Now her footsteps moved along the passage, and now he was conscious that she had entered the room where he sat. Not the slightest movement did he make — not a sign did he give of his presence. There he sat, shrinking down in his chair — moody, gloomy, and angry with Kate in his heart.

Was she aware of his presence? Had she heard him enter the house?

Such were the questioning thoughts that were in his mind.

Footsteps moved across the room. Now Kate was at the mantel-piece, a few feet from the chair he occupied, for he heard her lay a book thereon. Now she passed to the back window, and throwing it up, pushed open the shutters, giving freer entrance to the waning light.

A deep silence followed. Now the stillness is broken by a gentle sigh that floats faintly through the room. How rebukingly smote that sigh upon the ears of Leighton! How it softened his heart toward Kate, the young and loving wife of his bosom! A slower movement in the current of his angry feelings followed this.

Then it became still. There is a pause.

But where is Kate? Has she left the room? He listens for some movement, but not the slightest sound meets his ear.

"Kate!" No, he did not utter the word aloud, in tender accents, though it was in his heart and on his tongue. Nor did he start up or move. No, as if spell-bound, he remained crouching down in his chair.

All at once he was conscious that someone is bending above him, and, in the next moment, warm lips touch his forehead, gently, hesitatingly, yet with a lingering pressure.

"Kate! Dear Kate!"

He sprang to his feet, and his arms are flung around his wife.

"Forgive me, Frederick, if I seemed unkind to you," sobbed Kate, as soon as she could command her voice. "There was no unkindness in my heart — only love."

"It is I who most need to ask forgiveness," replied Frederick. "I who have — "

"Hush! Not a word of that now," quickly returned Kate, placing her hand upon his mouth. "Let the past be forgotten."

"And forgiven, too," said Leighton, as he pressed his lips eagerly to those of his wife.

How happy they were at this moment of reconciliation! How light seemed the causes which had risen up to mar the beautiful harmony of their lives! How weak and foolish both had been — as their acts now appeared in eyes from which had fallen the scales of anger!

Both were now wiser than in the aforetime. Kate tried to look away, as much as possible, from the little faults which at first so much annoyed her; while her husband turned his thoughts more narrowly upon himself, at the same time that he made observation of other men, and was soon well convinced that sundry changes in his habits and manners might be made with great advantage.
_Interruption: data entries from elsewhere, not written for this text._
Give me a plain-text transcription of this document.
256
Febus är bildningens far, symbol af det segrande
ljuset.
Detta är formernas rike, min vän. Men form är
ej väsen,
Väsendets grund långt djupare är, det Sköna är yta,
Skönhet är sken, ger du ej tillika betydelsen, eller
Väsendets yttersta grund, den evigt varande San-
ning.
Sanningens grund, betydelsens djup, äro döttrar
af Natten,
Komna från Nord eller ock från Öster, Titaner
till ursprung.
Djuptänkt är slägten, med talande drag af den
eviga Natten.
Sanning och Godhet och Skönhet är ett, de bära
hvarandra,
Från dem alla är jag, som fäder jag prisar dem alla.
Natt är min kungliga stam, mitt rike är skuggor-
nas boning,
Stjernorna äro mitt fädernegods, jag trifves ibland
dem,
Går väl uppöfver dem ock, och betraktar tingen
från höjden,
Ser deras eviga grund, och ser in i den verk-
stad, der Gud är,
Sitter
The more his eyes were opened to these little personal defects, the more fully did he forgive Kate for having in the beginning laid her hand upon them, though not in the gentlest manner.

"Six months have passed since you were married," said Mrs. Morton one day to Kate.

"Yes, six months have flown on wings of perfume," replied the happy wife.

"I saw Frederick yesterday."

"Did you?"

"Yes; and I knew him the moment my eyes rested upon him."

"Knew him! Why wouldn't you know him?"

Kate looked a little surprised.

"I thought he was to be so changed under your hands in six months, that I would hardly recognize him."

There was an arch look in Mrs. Morton's eyes, and a merry flutter in her voice.

"Mrs. Morton! Now that is too bad!"

"Your experiment failed, did it not, dear?"

The door of the room in which the ladies were sitting opened at the moment, and Frederick entered.

"Not entirely," whispered Kate, as she bent to the ear of her friend. "He is vastly improved — at least, in my eyes."

"And in others' eyes, too," thought Mrs. Morton, as she arose and returned the young man's smiling salutation.